This example uses session token authorization for API access. Most services will prefer key-pair authentication. An example of using JSON Web Token (JWT) key-pair to access SPCS services is [linked here](https://docs.snowflake.com/en/developer-guide/snowpark-container-services/tutorials/tutorial-1#optional-access-the-public-endpoint-programmatically).

In [None]:
import json
import numpy as np
from pprint import pprint
import requests

# Header uses Programmatic Access Token (PAT) from the connection to authenticate
headers = {'Authorization': f'Snowflake Token=\"{connection_parameters["password"]}\"'}

def build_service_payload(features_pd):
    df = features_pd.copy()
    # Convert datetime columns to ISO strings
    for col_name, dtype in df.dtypes.items():
        if str(dtype).startswith("datetime"):
            df[col_name] = df[col_name].dt.strftime("%Y-%m-%d %H:%M:%S")
    # Replace NaN with None
    df = df.where(pd.notnull(df), None)
    # Convert NumPy scalar types to Python scalars
    df = df.apply(lambda s: s.map(lambda x: x.item() if isinstance(x, np.generic) else x))

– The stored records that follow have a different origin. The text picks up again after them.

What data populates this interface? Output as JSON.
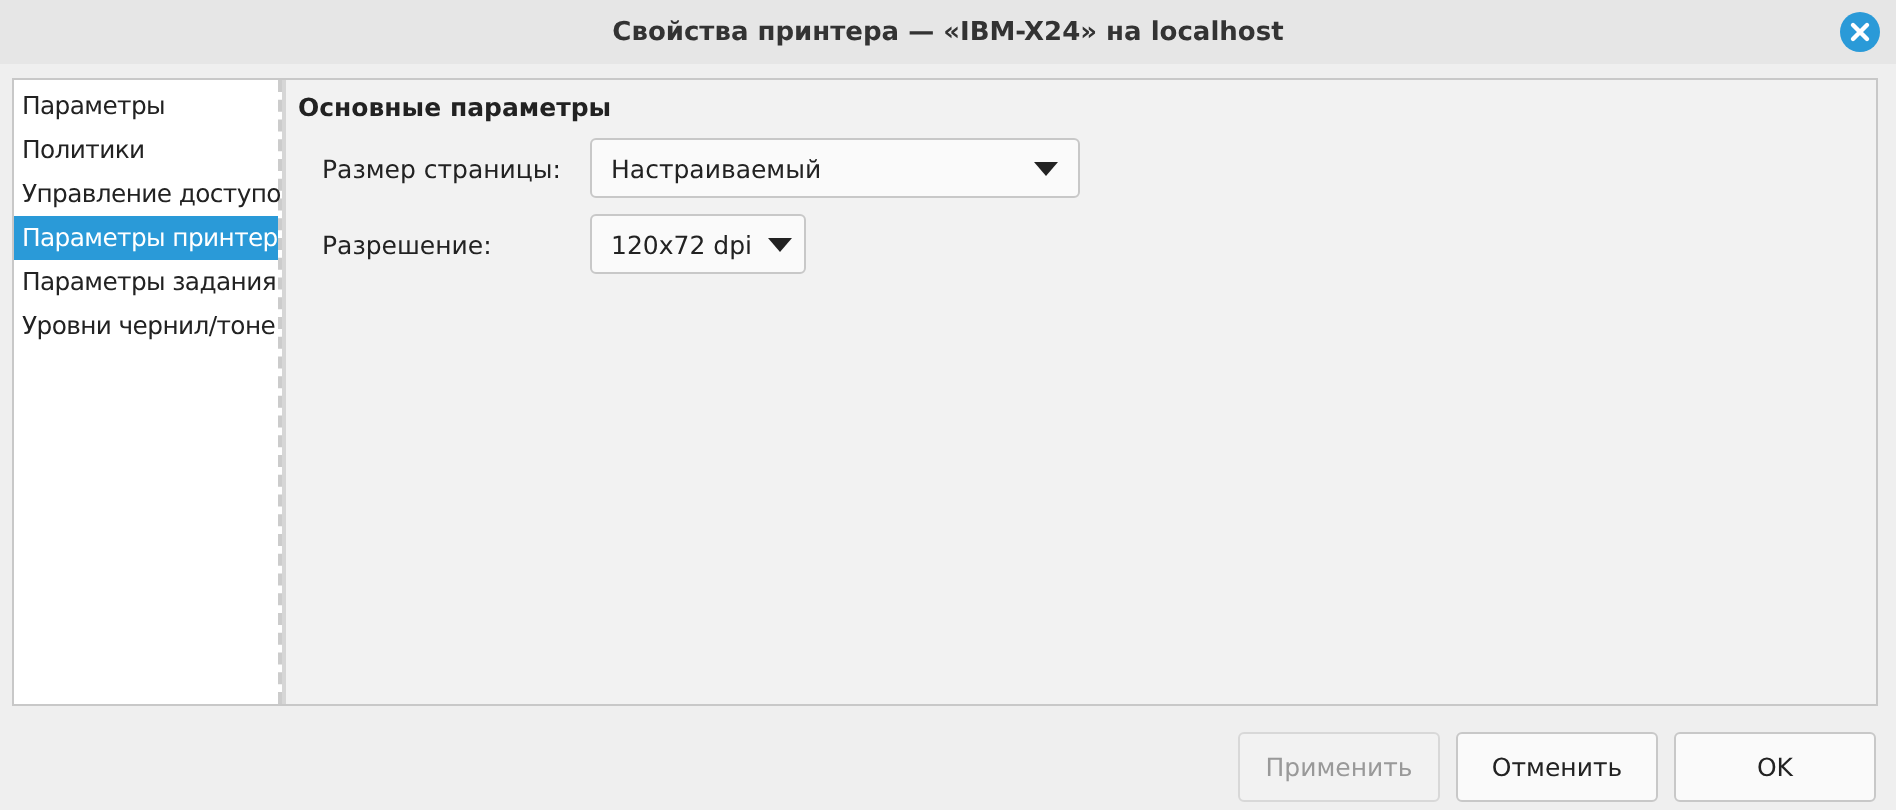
{
  "window": {
    "title": "Свойства принтера — «IBM-X24» на localhost"
  },
  "sidebar": {
    "items": [
      {
        "label": "Параметры",
        "selected": false
      },
      {
        "label": "Политики",
        "selected": false
      },
      {
        "label": "Управление доступо",
        "selected": false
      },
      {
        "label": "Параметры принтер",
        "selected": true
      },
      {
        "label": "Параметры задания",
        "selected": false
      },
      {
        "label": "Уровни чернил/тоне",
        "selected": false
      }
    ]
  },
  "panel": {
    "heading": "Основные параметры",
    "fields": [
      {
        "label": "Размер страницы:",
        "value": "Настраиваемый",
        "kind": "wide"
      },
      {
        "label": "Разрешение:",
        "value": "120x72 dpi",
        "kind": "narrow"
      }
    ]
  },
  "buttons": [
    {
      "label": "Применить",
      "disabled": true
    },
    {
      "label": "Отменить",
      "disabled": false
    },
    {
      "label": "OK",
      "disabled": false
    }
  ]
}
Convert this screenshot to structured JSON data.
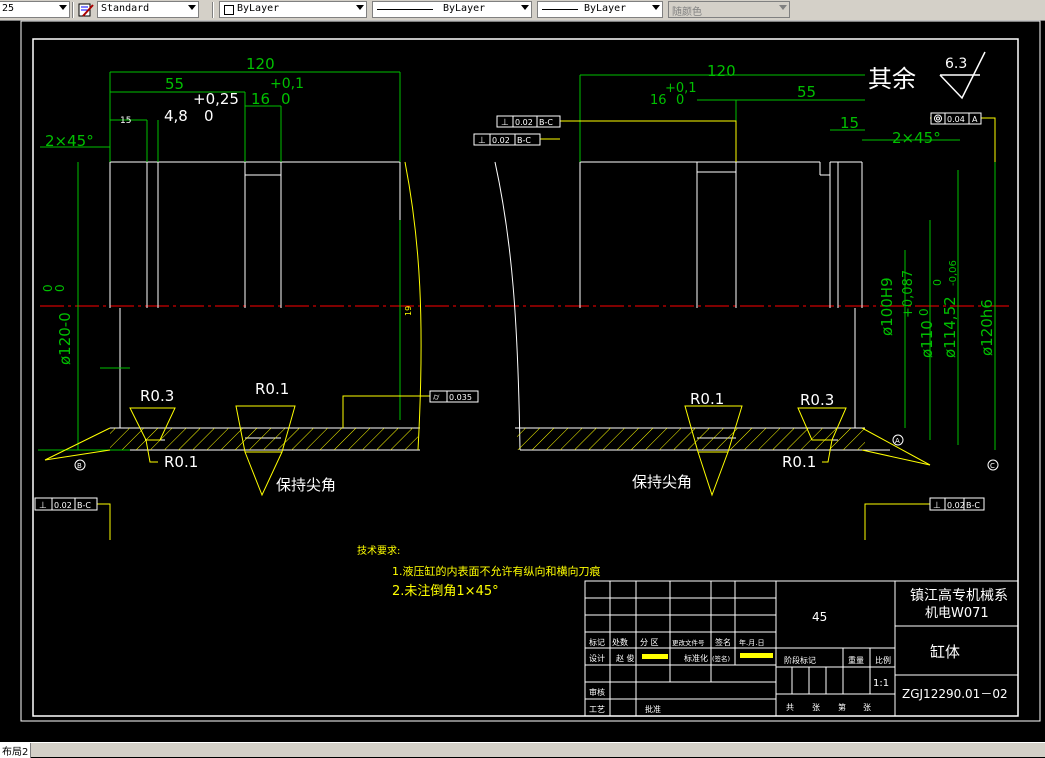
{
  "toolbar": {
    "dimstyle_value": "25",
    "textstyle_value": "Standard",
    "layer_value": "ByLayer",
    "linetype_value": "ByLayer",
    "lineweight_value": "ByLayer",
    "color_value": "随颜色"
  },
  "status": {
    "layout_tab": "布局2"
  },
  "drawing": {
    "roughness_label": "其余",
    "roughness_value": "6.3",
    "dims": {
      "len_120_left": "120",
      "len_55_left": "55",
      "tol_upper_left": "+0,1",
      "tol_025": "+0,25",
      "len_16_left": "16",
      "tol_zero_16_left": "0",
      "len_15_left": "15",
      "len_48": "4,8",
      "tol_zero_48": "0",
      "chamfer_left": "2×45°",
      "len_120_right": "120",
      "tol_upper_right": "+0,1",
      "len_16_right": "16",
      "tol_zero_16_right": "0",
      "len_55_right": "55",
      "len_15_right": "15",
      "chamfer_right": "2×45°",
      "dia_120_left": "ø120-0",
      "dia_120_left_tol_a": "0",
      "dia_120_left_tol_b": "0",
      "dia_100": "ø100H9",
      "dia_110": "ø110",
      "dia_110_tol_upper": "+0,087",
      "dia_110_tol_lower": "0",
      "dia_114": "ø114,52",
      "dia_114_tol_upper": "0",
      "dia_114_tol_lower": "-0,06",
      "dia_120_right": "ø120h6",
      "radius_03_left": "R0.3",
      "radius_01_left_top": "R0.1",
      "radius_01_left_bottom": "R0.1",
      "radius_01_right_top": "R0.1",
      "radius_03_right": "R0.3",
      "radius_01_right_bottom": "R0.1",
      "keep_sharp_left": "保持尖角",
      "keep_sharp_right": "保持尖角",
      "small_dim_19": "19"
    },
    "gdt": {
      "perp_top_1_val": "0.02",
      "perp_top_1_ref": "B-C",
      "perp_top_2_val": "0.02",
      "perp_top_2_ref": "B-C",
      "concentric_val": "0.04",
      "concentric_ref": "A",
      "cyl_val": "0.035",
      "perp_bl_val": "0.02",
      "perp_bl_ref": "B-C",
      "perp_br_val": "0.02",
      "perp_br_ref": "B-C",
      "datum_b": "B",
      "datum_a": "A",
      "datum_c": "C"
    },
    "notes": {
      "title": "技术要求:",
      "line1": "1.液压缸的内表面不允许有纵向和横向刀痕",
      "line2": "2.未注倒角1×45°"
    },
    "title_block": {
      "material": "45",
      "school_line1": "镇江高专机械系",
      "school_line2": "机电W071",
      "part_name": "缸体",
      "drawing_no": "ZGJ12290.01－02",
      "h_mark": "标记",
      "h_qty": "处数",
      "h_zone": "分  区",
      "h_docno": "更改文件号",
      "h_sign": "签名",
      "h_date": "年.月.日",
      "h_design": "设计",
      "designer": "赵  俊",
      "h_std": "标准化",
      "h_sign2": "(签名)",
      "h_stage": "阶段标记",
      "h_weight": "重量",
      "h_scale": "比例",
      "scale": "1:1",
      "h_review": "审核",
      "h_craft": "工艺",
      "h_approve": "批准",
      "h_total": "共",
      "h_sheets": "张",
      "h_num": "第",
      "h_sheet2": "张"
    }
  },
  "colors": {
    "background": "#000000",
    "white": "#ffffff",
    "yellow": "#ffff00",
    "green": "#00c000",
    "red": "#ff0000"
  }
}
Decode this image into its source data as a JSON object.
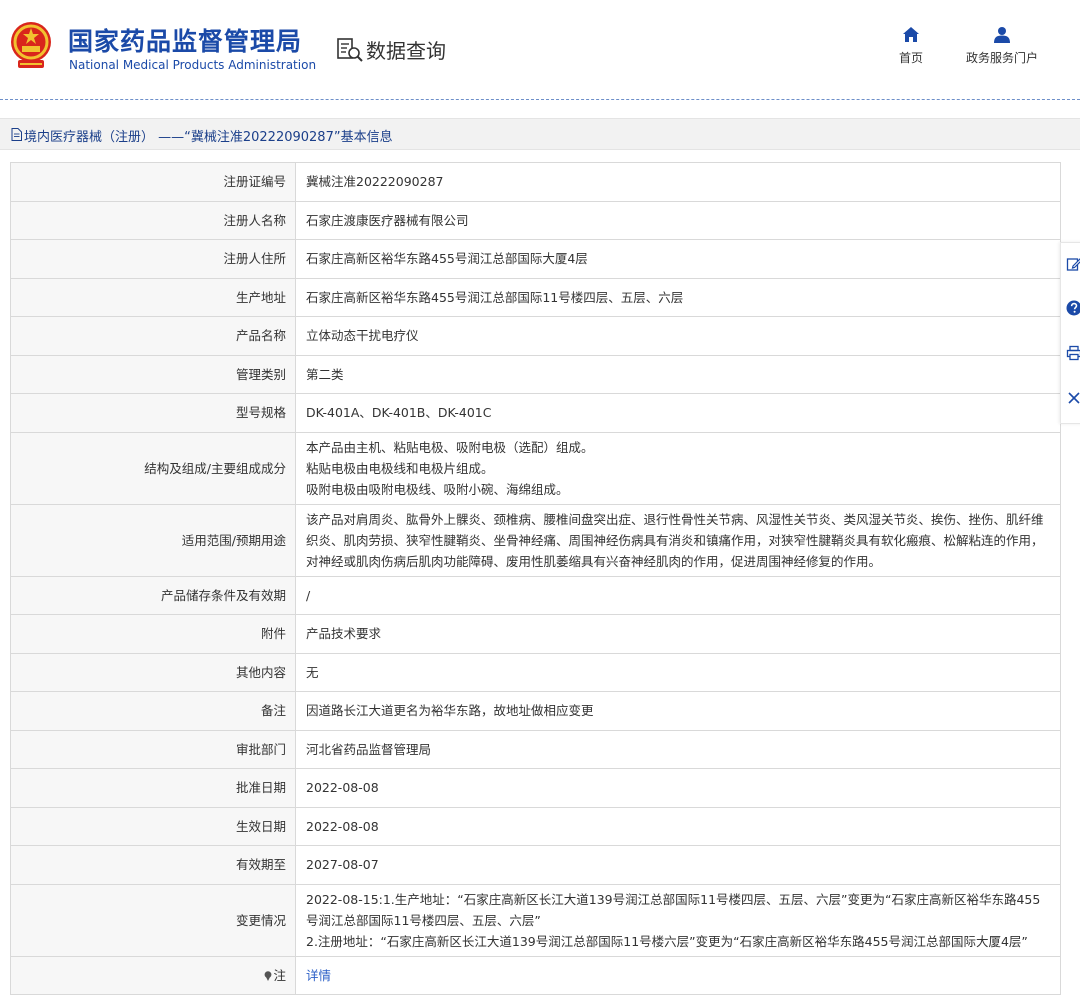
{
  "header": {
    "emblem_icon": "national-emblem-icon",
    "logo_cn": "国家药品监督管理局",
    "logo_en": "National Medical Products Administration",
    "query_icon": "data-query-icon",
    "query_title": "数据查询",
    "nav": [
      {
        "icon": "home-icon",
        "label": "首页"
      },
      {
        "icon": "user-icon",
        "label": "政务服务门户"
      }
    ]
  },
  "title_bar": {
    "icon": "document-icon",
    "text": "境内医疗器械（注册） ——“冀械注准20222090287”基本信息"
  },
  "fields": [
    {
      "label": "注册证编号",
      "value": "冀械注准20222090287"
    },
    {
      "label": "注册人名称",
      "value": "石家庄渡康医疗器械有限公司"
    },
    {
      "label": "注册人住所",
      "value": "石家庄高新区裕华东路455号润江总部国际大厦4层"
    },
    {
      "label": "生产地址",
      "value": "石家庄高新区裕华东路455号润江总部国际11号楼四层、五层、六层"
    },
    {
      "label": "产品名称",
      "value": "立体动态干扰电疗仪"
    },
    {
      "label": "管理类别",
      "value": "第二类"
    },
    {
      "label": "型号规格",
      "value": "DK-401A、DK-401B、DK-401C"
    },
    {
      "label": "结构及组成/主要组成成分",
      "lines": [
        "本产品由主机、粘贴电极、吸附电极（选配）组成。",
        "粘贴电极由电极线和电极片组成。",
        "吸附电极由吸附电极线、吸附小碗、海绵组成。"
      ]
    },
    {
      "label": "适用范围/预期用途",
      "value": "该产品对肩周炎、肱骨外上髁炎、颈椎病、腰椎间盘突出症、退行性骨性关节病、风湿性关节炎、类风湿关节炎、挨伤、挫伤、肌纤维织炎、肌肉劳损、狭窄性腱鞘炎、坐骨神经痛、周围神经伤病具有消炎和镇痛作用，对狭窄性腱鞘炎具有软化瘢痕、松解粘连的作用，对神经或肌肉伤病后肌肉功能障碍、废用性肌萎缩具有兴奋神经肌肉的作用，促进周围神经修复的作用。"
    },
    {
      "label": "产品储存条件及有效期",
      "value": "/"
    },
    {
      "label": "附件",
      "value": "产品技术要求"
    },
    {
      "label": "其他内容",
      "value": "无"
    },
    {
      "label": "备注",
      "value": "因道路长江大道更名为裕华东路，故地址做相应变更"
    },
    {
      "label": "审批部门",
      "value": "河北省药品监督管理局"
    },
    {
      "label": "批准日期",
      "value": "2022-08-08"
    },
    {
      "label": "生效日期",
      "value": "2022-08-08"
    },
    {
      "label": "有效期至",
      "value": "2027-08-07"
    },
    {
      "label": "变更情况",
      "lines": [
        "2022-08-15:1.生产地址：“石家庄高新区长江大道139号润江总部国际11号楼四层、五层、六层”变更为“石家庄高新区裕华东路455号润江总部国际11号楼四层、五层、六层”",
        "2.注册地址：“石家庄高新区长江大道139号润江总部国际11号楼六层”变更为“石家庄高新区裕华东路455号润江总部国际大厦4层”"
      ]
    }
  ],
  "note": {
    "icon": "pin-icon",
    "label": "注",
    "link_text": "详情"
  },
  "side_toolbar": [
    "edit-icon",
    "help-icon",
    "print-icon",
    "close-icon"
  ],
  "colors": {
    "brand": "#1b4aa8",
    "link": "#2b5fc7",
    "label_bg": "#f7f7f7",
    "border": "#d9d9d9"
  }
}
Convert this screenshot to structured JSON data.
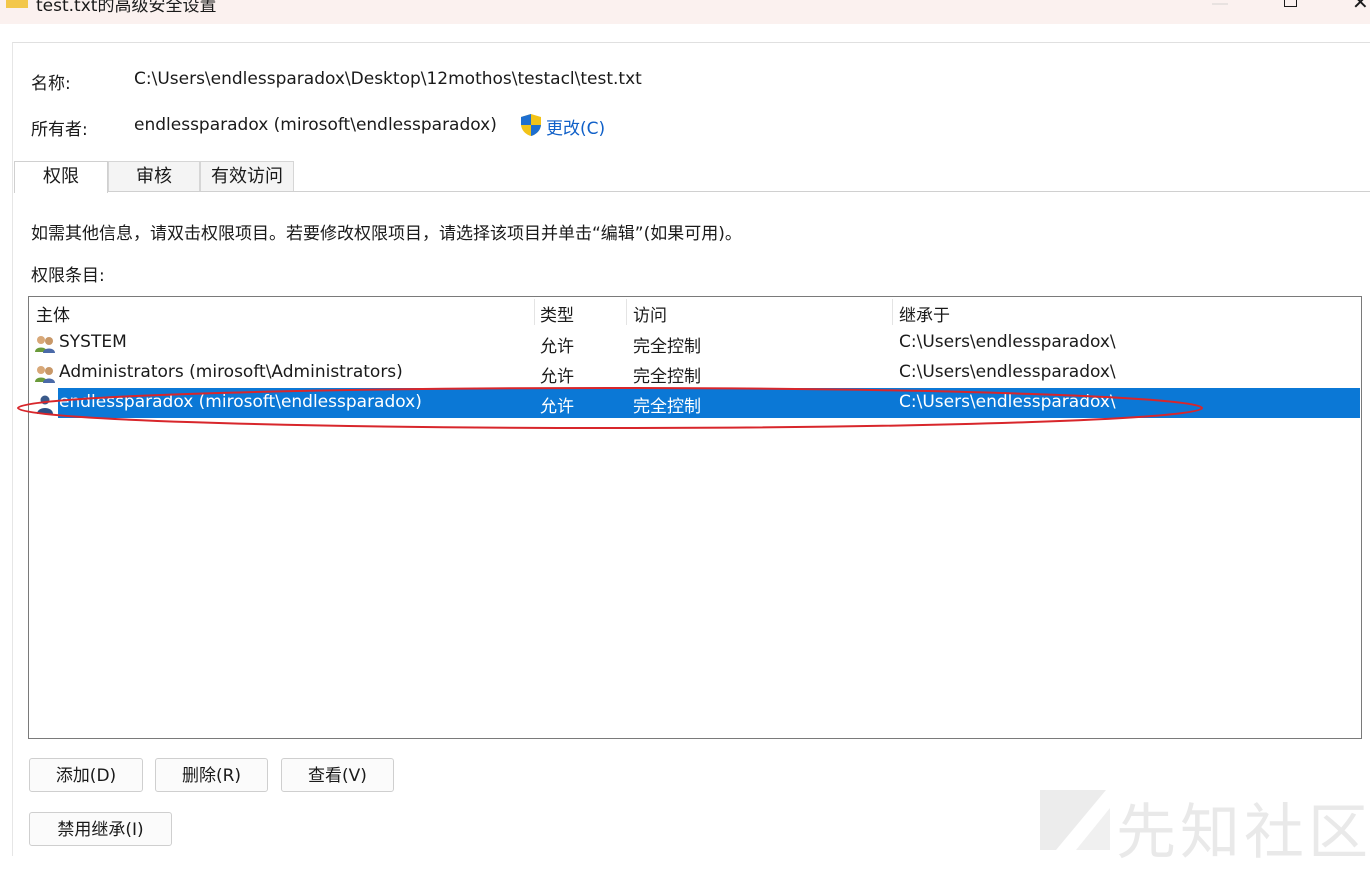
{
  "window": {
    "title": "test.txt的高级安全设置"
  },
  "object": {
    "name_label": "名称:",
    "name_value": "C:\\Users\\endlessparadox\\Desktop\\12mothos\\testacl\\test.txt",
    "owner_label": "所有者:",
    "owner_value": "endlessparadox (mirosoft\\endlessparadox)",
    "change_label": "更改(C)"
  },
  "tabs": [
    {
      "label": "权限",
      "active": true
    },
    {
      "label": "审核",
      "active": false
    },
    {
      "label": "有效访问",
      "active": false
    }
  ],
  "permissions": {
    "info_text": "如需其他信息，请双击权限项目。若要修改权限项目，请选择该项目并单击“编辑”(如果可用)。",
    "entries_label": "权限条目:",
    "columns": [
      "主体",
      "类型",
      "访问",
      "继承于"
    ],
    "rows": [
      {
        "principal": "SYSTEM",
        "type": "允许",
        "access": "完全控制",
        "inherited_from": "C:\\Users\\endlessparadox\\",
        "icon": "group-icon",
        "selected": false
      },
      {
        "principal": "Administrators (mirosoft\\Administrators)",
        "type": "允许",
        "access": "完全控制",
        "inherited_from": "C:\\Users\\endlessparadox\\",
        "icon": "group-icon",
        "selected": false
      },
      {
        "principal": "endlessparadox (mirosoft\\endlessparadox)",
        "type": "允许",
        "access": "完全控制",
        "inherited_from": "C:\\Users\\endlessparadox\\",
        "icon": "user-icon",
        "selected": true
      }
    ]
  },
  "buttons": {
    "add": "添加(D)",
    "remove": "删除(R)",
    "view": "查看(V)",
    "disable_inheritance": "禁用继承(I)"
  },
  "watermark": {
    "text": "先知社区"
  },
  "colors": {
    "selection": "#0b78d6",
    "link": "#1060c8",
    "annotation": "#d8262b"
  }
}
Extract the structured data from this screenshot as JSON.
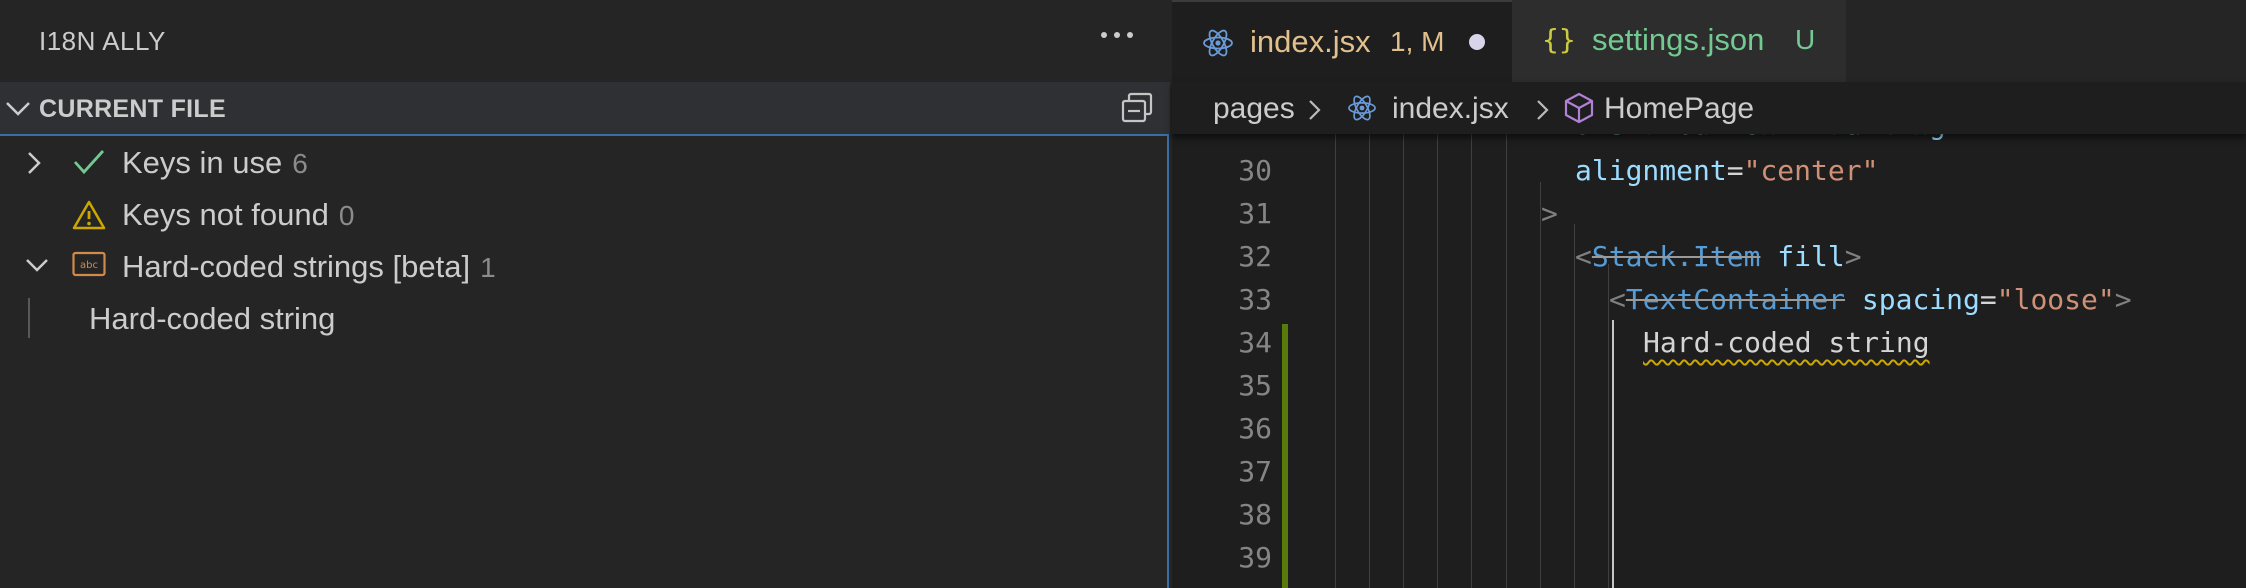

    # Select exactly the model's expected input columns (order matters)
    payload_df = df[feature_columns]

    # Build payload: each row is [row_index, {column_name: value, ...}]
    records = payload_df.to_dict(orient="records")
    return {"data": [[i, rec] for i, rec in enumerate(records)]}

# Build JSON payload
data = build_service_payload(features_pd)

# Send over HTTP
def send_request(data: dict):
    output = requests.post(URL, json=data, headers=headers)
    if output.status_code != 200:
        try:
            print("Response body (error):", output.text)
        except Exception:
            pass
    assert (output.status_code == 200), f"Failed to get response from the service. Status code: {output.status_code}"
    return output.content

# Do the prediction
results = send_request(data=data)
print("Predicted Trip Duration (minutes) from SPCS via HTTP:")
pprint(json.loads(results))